O primeiro: a habitação
Por mais baixa que esteja a fasquia, uma emergência deve ser tratada como tal. Contudo, não é isso que estes jovens vêem acontecer com a crise da habitação: “Já ultrapassa todos os limites do razoável. É preciso travar a especulação imobiliária”, sublinha Inês Sincero. Para a actriz, outra das prioridades deviam ser as pessoas que vivem na rua: “É impossível continuar a ignorar a situação das pessoas sem abrigo.”
Para Bruna Santos, economista de 25 anos, a intervenção governamental precisa de corrigir questões no lado da procura e não tanto da oferta, como tem acontecido até agora. Dá o exemplo do programa Porta 65 que, para Bruna, “tem limites de renda que não fazem qualquer sentido com o que vemos hoje em dia”: “Era importante que os apoios fossem ajustados à realidade”, resume.
Além disso, a habitação alimenta outro dos problemas prementes do país — como a educação ou a saúde —, que assumem dimensões ainda maiores. É precisamente por aí que a economista pega para exemplificar a urgência da matéria: “Não é fácil um professor pegar nas coisas e mudar de cidade, por muito que queira.”
Uma solução pode passar por estimular as empresas a adoptarem mais amplamente o regime de teletrabalho, sempre que for possível. Assim, justifica a economista de Santa Maria da Feira, fica mais fácil para os jovens “viverem longe dos grandes centros urbanos para aliviar a questão das rendas”.
Nem todos poderão adoptar o teletrabalho — é o caso de Inês, que, este ano, até esteve em risco de ficar sem ter onde ensaiar. Se não fosse um apoio da Junta de Freguesia do Bonfim — um “empréstimo total” de um local para ensaiar, especifica —, seria impossível continuar a trabalhar. “Nenhum membro da companhia tinha sequer a possibilidade de se chegar à frente para pagar uma renda de garagem que fosse.”
Já João Zoio defende que é preciso apoiar os jovens que queiram e que tenham capacidade para comprar a sua primeira casa. Enumera medidas como a isenção de IMT e de imposto de selo como possíveis ajudas.
No ano passado, quando decidiu comprar casa com a namorada, o criador de conteúdo ficou estupefacto com os impostos que pagou, além do valor do imóvel.

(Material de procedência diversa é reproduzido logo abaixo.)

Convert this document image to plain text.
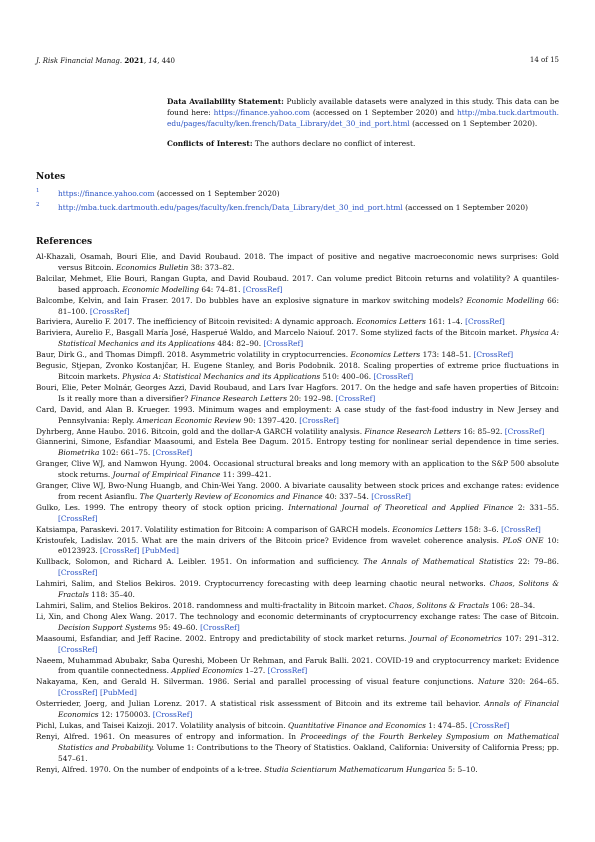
J. Risk Financial Manag. 2021, 14, 440	14 of 15

Data Availability Statement: Publicly available datasets were analyzed in this study. This data can be found here: https://finance.yahoo.com (accessed on 1 September 2020) and http://mba.tuck.dartmouth.edu/pages/faculty/ken.french/Data_Library/det_30_ind_port.html (accessed on 1 September 2020).

Conflicts of Interest: The authors declare no conflict of interest.

Notes
1	https://finance.yahoo.com (accessed on 1 September 2020)
2	http://mba.tuck.dartmouth.edu/pages/faculty/ken.french/Data_Library/det_30_ind_port.html (accessed on 1 September 2020)
References

Al-Khazali, Osamah, Bouri Elie, and David Roubaud. 2018. The impact of positive and negative macroeconomic news surprises: Gold versus Bitcoin. Economics Bulletin 38: 373–82.

Balcilar, Mehmet, Elie Bouri, Rangan Gupta, and David Roubaud. 2017. Can volume predict Bitcoin returns and volatility? A quantiles-based approach. Economic Modelling 64: 74–81. [CrossRef]

Balcombe, Kelvin, and Iain Fraser. 2017. Do bubbles have an explosive signature in markov switching models? Economic Modelling 66: 81–100. [CrossRef]

Bariviera, Aurelio F. 2017. The inefficiency of Bitcoin revisited: A dynamic approach. Economics Letters 161: 1–4. [CrossRef]

Bariviera, Aurelio F., Basgall María José, Hasperué Waldo, and Marcelo Naiouf. 2017. Some stylized facts of the Bitcoin market. Physica A: Statistical Mechanics and its Applications 484: 82–90. [CrossRef]

Baur, Dirk G., and Thomas Dimpfl. 2018. Asymmetric volatility in cryptocurrencies. Economics Letters 173: 148–51. [CrossRef]

Begusic, Stjepan, Zvonko Kostanjčar, H. Eugene Stanley, and Boris Podobnik. 2018. Scaling properties of extreme price fluctuations in Bitcoin markets. Physica A: Statistical Mechanics and its Applications 510: 400–06. [CrossRef]

Bouri, Elie, Peter Molnár, Georges Azzi, David Roubaud, and Lars Ivar Hagfors. 2017. On the hedge and safe haven properties of Bitcoin: Is it really more than a diversifier? Finance Research Letters 20: 192–98. [CrossRef]

Card, David, and Alan B. Krueger. 1993. Minimum wages and employment: A case study of the fast-food industry in New Jersey and Pennsylvania: Reply. American Economic Review 90: 1397–420. [CrossRef]

Dyhrberg, Anne Haubo. 2016. Bitcoin, gold and the dollar-A GARCH volatility analysis. Finance Research Letters 16: 85–92. [CrossRef]

Giannerini, Simone, Esfandiar Maasoumi, and Estela Bee Dagum. 2015. Entropy testing for nonlinear serial dependence in time series. Biometrika 102: 661–75. [CrossRef]

Granger, Clive WJ, and Namwon Hyung. 2004. Occasional structural breaks and long memory with an application to the S&P 500 absolute stock returns. Journal of Empirical Finance 11: 399–421.

Granger, Clive WJ, Bwo-Nung Huangb, and Chin-Wei Yang. 2000. A bivariate causality between stock prices and exchange rates: evidence from recent Asianflu. The Quarterly Review of Economics and Finance 40: 337–54. [CrossRef]

Gulko, Les. 1999. The entropy theory of stock option pricing. International Journal of Theoretical and Applied Finance 2: 331–55. [CrossRef]

Katsiampa, Paraskevi. 2017. Volatility estimation for Bitcoin: A comparison of GARCH models. Economics Letters 158: 3–6. [CrossRef]

Kristoufek, Ladislav. 2015. What are the main drivers of the Bitcoin price? Evidence from wavelet coherence analysis. PLoS ONE 10: e0123923. [CrossRef] [PubMed]

Kullback, Solomon, and Richard A. Leibler. 1951. On information and sufficiency. The Annals of Mathematical Statistics 22: 79–86. [CrossRef]

Lahmiri, Salim, and Stelios Bekiros. 2019. Cryptocurrency forecasting with deep learning chaotic neural networks. Chaos, Solitons & Fractals 118: 35–40.

Lahmiri, Salim, and Stelios Bekiros. 2018. randomness and multi-fractality in Bitcoin market. Chaos, Solitons & Fractals 106: 28–34.

Li, Xin, and Chong Alex Wang. 2017. The technology and economic determinants of cryptocurrency exchange rates: The case of Bitcoin. Decision Support Systems 95: 49–60. [CrossRef]

Maasoumi, Esfandiar, and Jeff Racine. 2002. Entropy and predictability of stock market returns. Journal of Econometrics 107: 291–312. [CrossRef]

Naeem, Muhammad Abubakr, Saba Qureshi, Mobeen Ur Rehman, and Faruk Balli. 2021. COVID-19 and cryptocurrency market: Evidence from quantile connectedness. Applied Economics 1–27. [CrossRef]

Nakayama, Ken, and Gerald H. Silverman. 1986. Serial and parallel processing of visual feature conjunctions. Nature 320: 264–65. [CrossRef] [PubMed]

Osterrieder, Joerg, and Julian Lorenz. 2017. A statistical risk assessment of Bitcoin and its extreme tail behavior. Annals of Financial Economics 12: 1750003. [CrossRef]

Pichl, Lukas, and Taisei Kaizoji. 2017. Volatility analysis of bitcoin. Quantitative Finance and Economics 1: 474–85. [CrossRef]

Renyi, Alfred. 1961. On measures of entropy and information. In Proceedings of the Fourth Berkeley Symposium on Mathematical Statistics and Probability. Volume 1: Contributions to the Theory of Statistics. Oakland, California: University of California Press; pp. 547–61.

Renyi, Alfred. 1970. On the number of endpoints of a k-tree. Studia Scientiarum Mathematicarum Hungarica 5: 5–10.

Por um T2 de 70 metros quadrados, num prédio da década de 1980, em Lisboa, pelo qual pagou 290 mil euros — segundo a Propstar, um valor abaixo do preço médio actual por um T2 em Lisboa —, pagou mais 20 mil euros em impostos. “Sozinho era absolutamente impossível [conseguir este valor]. Mesmo com alguém, é preciso muita poupança, muito esforço e muito sacrifício.”
A seguir, os salários
De forma unânime, os jovens que falaram ao P3 defendem que é preciso aumentar os salários. O Governo já anunciou uma subida do salário mínimo nacional para 820 euros. Esta subida, para Pedro Matias, gestor de projectos e mestre em Direitos Humanos, 23 anos, não basta para fazer uma diferença efectiva na vida das pessoas, tendo em conta a inflação e perda do poder de compra.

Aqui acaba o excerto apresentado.